> Uh ... why? The pushed-down restrictions should result in pruning
> away any prunable partitions at the scan level, leaving nothing for > the partitionwise join code to do.
It seems reasonable to me that the join condition can no longer be verified, since 'sc.sl = sg.sl' is now replaced by 'sg.sl = 5' so the join condition can no longer be validated.
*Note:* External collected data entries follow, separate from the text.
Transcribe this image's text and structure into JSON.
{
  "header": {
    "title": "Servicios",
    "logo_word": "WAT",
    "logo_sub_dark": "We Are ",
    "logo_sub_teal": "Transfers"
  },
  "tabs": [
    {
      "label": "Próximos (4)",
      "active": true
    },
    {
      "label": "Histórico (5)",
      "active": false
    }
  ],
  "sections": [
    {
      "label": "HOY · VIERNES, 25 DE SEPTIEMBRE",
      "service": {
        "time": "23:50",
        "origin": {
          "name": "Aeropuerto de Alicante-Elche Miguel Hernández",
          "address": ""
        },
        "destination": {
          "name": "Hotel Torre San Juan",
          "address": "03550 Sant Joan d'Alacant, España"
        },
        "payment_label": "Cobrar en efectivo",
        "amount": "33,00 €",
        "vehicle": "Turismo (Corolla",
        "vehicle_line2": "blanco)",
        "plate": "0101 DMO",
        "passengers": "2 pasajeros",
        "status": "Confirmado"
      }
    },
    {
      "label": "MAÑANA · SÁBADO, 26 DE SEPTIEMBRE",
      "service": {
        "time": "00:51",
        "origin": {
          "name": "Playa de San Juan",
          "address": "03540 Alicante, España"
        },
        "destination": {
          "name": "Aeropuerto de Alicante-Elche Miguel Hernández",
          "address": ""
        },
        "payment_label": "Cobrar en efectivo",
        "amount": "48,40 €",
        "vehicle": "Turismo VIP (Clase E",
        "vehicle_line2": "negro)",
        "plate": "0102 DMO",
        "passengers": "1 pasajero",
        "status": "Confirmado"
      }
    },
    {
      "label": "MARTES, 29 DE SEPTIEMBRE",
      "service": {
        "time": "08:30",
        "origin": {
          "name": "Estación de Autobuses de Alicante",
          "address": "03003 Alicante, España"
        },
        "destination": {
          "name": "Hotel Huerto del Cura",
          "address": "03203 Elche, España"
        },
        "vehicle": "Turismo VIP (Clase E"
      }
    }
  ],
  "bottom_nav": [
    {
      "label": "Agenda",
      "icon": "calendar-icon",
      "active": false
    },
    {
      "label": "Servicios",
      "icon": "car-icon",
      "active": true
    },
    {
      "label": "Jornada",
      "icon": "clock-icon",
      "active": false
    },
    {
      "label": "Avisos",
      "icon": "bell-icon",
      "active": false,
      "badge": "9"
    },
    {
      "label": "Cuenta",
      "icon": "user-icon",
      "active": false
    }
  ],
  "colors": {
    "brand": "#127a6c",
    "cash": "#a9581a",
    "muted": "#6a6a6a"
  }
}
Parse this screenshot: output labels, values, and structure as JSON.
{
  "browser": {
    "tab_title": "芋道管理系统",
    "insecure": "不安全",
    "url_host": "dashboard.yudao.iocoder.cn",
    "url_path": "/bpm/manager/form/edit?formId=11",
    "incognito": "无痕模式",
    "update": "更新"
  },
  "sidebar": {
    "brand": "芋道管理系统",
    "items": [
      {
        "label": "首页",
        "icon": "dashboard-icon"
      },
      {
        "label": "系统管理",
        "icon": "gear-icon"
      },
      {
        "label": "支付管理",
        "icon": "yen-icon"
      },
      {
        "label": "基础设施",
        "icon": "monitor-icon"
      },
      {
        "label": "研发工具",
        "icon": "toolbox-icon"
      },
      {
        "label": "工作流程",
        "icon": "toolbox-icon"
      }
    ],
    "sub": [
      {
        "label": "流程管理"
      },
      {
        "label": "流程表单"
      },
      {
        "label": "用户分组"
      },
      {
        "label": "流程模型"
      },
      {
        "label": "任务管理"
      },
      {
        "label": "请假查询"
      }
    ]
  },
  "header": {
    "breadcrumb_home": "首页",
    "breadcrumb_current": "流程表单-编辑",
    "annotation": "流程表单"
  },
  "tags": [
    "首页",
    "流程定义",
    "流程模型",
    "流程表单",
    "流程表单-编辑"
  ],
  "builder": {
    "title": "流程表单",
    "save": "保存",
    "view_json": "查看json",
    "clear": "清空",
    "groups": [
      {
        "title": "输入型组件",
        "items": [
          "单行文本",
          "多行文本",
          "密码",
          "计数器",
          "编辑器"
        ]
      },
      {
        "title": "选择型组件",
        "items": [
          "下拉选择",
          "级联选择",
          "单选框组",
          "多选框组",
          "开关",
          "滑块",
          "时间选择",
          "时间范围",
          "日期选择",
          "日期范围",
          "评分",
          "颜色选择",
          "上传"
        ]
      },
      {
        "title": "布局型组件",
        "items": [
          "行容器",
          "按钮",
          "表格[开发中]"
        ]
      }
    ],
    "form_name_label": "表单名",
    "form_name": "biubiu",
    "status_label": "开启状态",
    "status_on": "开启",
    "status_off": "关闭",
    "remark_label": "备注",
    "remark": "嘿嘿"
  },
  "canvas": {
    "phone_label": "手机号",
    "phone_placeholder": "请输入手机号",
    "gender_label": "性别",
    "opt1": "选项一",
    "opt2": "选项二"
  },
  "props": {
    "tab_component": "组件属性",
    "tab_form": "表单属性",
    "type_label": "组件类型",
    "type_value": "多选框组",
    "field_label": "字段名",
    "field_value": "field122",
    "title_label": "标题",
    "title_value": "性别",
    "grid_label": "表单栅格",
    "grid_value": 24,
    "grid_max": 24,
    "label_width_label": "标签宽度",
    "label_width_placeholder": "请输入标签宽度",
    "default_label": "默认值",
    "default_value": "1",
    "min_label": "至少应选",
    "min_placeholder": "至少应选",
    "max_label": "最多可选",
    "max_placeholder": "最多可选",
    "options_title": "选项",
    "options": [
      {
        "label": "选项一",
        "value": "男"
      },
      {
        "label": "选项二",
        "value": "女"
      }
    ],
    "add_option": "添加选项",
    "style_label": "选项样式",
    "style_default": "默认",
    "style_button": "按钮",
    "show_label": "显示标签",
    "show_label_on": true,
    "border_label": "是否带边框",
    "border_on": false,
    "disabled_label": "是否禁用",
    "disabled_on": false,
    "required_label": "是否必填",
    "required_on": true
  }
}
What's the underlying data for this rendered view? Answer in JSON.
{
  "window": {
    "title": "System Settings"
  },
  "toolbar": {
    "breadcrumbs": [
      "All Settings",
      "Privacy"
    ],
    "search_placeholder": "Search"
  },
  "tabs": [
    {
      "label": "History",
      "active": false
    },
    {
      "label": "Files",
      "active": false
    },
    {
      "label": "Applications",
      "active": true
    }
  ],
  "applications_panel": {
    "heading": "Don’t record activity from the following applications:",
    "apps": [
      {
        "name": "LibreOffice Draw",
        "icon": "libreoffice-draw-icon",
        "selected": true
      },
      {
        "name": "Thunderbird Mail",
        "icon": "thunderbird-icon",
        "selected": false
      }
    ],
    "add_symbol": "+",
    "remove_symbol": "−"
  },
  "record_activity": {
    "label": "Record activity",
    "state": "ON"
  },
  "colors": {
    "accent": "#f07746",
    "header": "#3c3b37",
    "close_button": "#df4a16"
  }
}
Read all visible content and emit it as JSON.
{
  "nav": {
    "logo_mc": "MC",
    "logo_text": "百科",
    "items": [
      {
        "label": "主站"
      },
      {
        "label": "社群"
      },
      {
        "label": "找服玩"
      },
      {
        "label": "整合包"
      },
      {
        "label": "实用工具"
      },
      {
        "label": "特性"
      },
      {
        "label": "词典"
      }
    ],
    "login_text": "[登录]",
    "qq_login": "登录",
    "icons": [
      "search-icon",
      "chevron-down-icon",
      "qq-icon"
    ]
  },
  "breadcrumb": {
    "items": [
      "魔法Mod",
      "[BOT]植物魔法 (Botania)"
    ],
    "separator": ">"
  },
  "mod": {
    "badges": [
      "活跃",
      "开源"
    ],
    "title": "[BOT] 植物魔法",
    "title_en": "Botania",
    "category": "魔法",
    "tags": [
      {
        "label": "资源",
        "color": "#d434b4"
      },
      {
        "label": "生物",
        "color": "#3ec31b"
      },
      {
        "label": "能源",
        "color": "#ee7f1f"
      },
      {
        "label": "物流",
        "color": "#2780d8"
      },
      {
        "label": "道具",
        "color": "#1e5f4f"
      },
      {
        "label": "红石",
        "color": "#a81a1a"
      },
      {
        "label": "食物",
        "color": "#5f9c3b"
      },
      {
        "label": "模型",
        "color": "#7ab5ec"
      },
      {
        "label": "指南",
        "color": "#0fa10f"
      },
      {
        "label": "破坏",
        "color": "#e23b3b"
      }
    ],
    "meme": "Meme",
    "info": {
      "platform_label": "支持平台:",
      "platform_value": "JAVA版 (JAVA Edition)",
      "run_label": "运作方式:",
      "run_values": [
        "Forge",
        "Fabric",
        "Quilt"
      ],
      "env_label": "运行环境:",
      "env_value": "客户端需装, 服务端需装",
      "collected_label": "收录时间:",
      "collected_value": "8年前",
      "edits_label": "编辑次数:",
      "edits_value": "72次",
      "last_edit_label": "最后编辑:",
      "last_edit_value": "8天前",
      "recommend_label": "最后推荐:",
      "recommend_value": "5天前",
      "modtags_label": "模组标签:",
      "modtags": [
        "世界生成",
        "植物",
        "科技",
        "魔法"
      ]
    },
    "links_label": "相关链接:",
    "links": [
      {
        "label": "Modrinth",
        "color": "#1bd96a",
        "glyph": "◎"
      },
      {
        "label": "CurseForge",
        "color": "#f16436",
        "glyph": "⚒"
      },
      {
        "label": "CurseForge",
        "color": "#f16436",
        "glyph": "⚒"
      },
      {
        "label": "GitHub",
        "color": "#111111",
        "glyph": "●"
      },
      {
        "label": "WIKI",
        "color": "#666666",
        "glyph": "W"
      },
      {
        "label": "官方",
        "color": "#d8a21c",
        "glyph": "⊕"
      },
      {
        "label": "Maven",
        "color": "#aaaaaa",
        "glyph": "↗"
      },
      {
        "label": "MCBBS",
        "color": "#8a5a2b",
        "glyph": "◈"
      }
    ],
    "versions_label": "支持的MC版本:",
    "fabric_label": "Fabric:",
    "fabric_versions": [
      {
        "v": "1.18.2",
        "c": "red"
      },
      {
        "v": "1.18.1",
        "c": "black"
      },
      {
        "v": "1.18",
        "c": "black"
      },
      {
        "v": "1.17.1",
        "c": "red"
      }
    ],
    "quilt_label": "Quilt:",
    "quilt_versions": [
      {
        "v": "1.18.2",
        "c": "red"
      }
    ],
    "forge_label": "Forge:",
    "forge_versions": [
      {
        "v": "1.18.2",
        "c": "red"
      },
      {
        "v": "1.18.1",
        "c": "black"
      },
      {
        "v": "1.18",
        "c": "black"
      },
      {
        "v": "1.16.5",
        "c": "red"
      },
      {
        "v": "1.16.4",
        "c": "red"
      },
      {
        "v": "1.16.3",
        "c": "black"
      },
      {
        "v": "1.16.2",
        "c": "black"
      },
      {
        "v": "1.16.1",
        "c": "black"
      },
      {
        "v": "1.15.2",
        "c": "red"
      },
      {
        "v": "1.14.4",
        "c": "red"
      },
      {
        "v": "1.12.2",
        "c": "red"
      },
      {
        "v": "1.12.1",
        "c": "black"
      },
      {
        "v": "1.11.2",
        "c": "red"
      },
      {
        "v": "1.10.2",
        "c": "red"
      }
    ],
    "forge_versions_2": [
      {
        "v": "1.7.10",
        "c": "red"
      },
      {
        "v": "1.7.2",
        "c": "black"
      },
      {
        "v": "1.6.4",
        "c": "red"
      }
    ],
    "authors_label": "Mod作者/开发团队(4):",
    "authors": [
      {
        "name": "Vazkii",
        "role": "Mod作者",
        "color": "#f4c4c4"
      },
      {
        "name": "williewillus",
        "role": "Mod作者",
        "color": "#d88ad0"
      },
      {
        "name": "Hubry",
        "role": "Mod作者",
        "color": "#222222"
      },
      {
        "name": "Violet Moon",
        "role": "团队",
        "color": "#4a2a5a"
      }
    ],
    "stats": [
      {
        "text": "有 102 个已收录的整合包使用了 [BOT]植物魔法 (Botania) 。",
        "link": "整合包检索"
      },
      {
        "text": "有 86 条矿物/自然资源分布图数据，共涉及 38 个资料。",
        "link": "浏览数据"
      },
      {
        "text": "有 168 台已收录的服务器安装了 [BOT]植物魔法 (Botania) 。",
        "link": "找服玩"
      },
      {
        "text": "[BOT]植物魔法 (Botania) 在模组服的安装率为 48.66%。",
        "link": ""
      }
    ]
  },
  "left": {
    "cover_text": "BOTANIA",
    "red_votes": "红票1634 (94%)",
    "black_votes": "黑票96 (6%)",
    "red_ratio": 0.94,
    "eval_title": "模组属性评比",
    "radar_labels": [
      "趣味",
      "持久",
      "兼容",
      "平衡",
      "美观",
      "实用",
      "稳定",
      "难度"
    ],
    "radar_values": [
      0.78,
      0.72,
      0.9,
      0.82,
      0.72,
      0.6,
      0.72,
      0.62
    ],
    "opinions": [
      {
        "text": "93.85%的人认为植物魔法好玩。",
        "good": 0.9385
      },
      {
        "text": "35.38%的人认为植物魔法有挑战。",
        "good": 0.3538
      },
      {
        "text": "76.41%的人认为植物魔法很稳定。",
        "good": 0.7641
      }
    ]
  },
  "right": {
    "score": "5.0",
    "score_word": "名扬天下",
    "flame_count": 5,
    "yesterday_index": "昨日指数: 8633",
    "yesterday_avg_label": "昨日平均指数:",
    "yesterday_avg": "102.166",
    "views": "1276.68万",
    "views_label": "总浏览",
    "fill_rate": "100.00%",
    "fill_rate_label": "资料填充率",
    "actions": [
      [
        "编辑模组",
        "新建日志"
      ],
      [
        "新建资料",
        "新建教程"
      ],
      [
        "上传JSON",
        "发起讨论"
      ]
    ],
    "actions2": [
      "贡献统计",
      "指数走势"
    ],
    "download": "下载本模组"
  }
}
It's true that the pruning would prune everything but one partition, in case we'd just have a single column partition key. But we don't. I don't see how pruning partitions should help in this case, since we are left with multiple partitions for both relations.
Regards Arne
From: Tom Lane <tgl@sss.pgh.pa.us> Sent: Thursday, August 1, 2019 4:14:54 PM To: Richard Guo Cc: Arne Roland; pgsql-hackers@lists.postgresql.org Subject: Re: Partial join
Richard Guo <riguo@pivotal.io> writes: > For the third query, a rough investigation shows that, the qual 'sl = > 5' and 'sc.sl = sg.sl' will form an equivalence class and generate two > implied equalities: 'sc.sl = 5' and 'sg.sl = 5', which can be pushed > down to the base rels. One consequence of the deduction is when > constructing restrict lists for the joinrel, we lose the original > restrict 'sc.sl = sg.sl', and this would fail the check > have_partkey_equi_join(), which checks if there exists an equi-join > condition for each pair of partition keys. As a result, this joinrel > would not be considered as an input to further partitionwise joins.
> We need to fix this.
Uh ... why? The pushed-down restrictions should result in pruning away any prunable partitions at the scan level, leaving nothing for the partitionwise join code to do.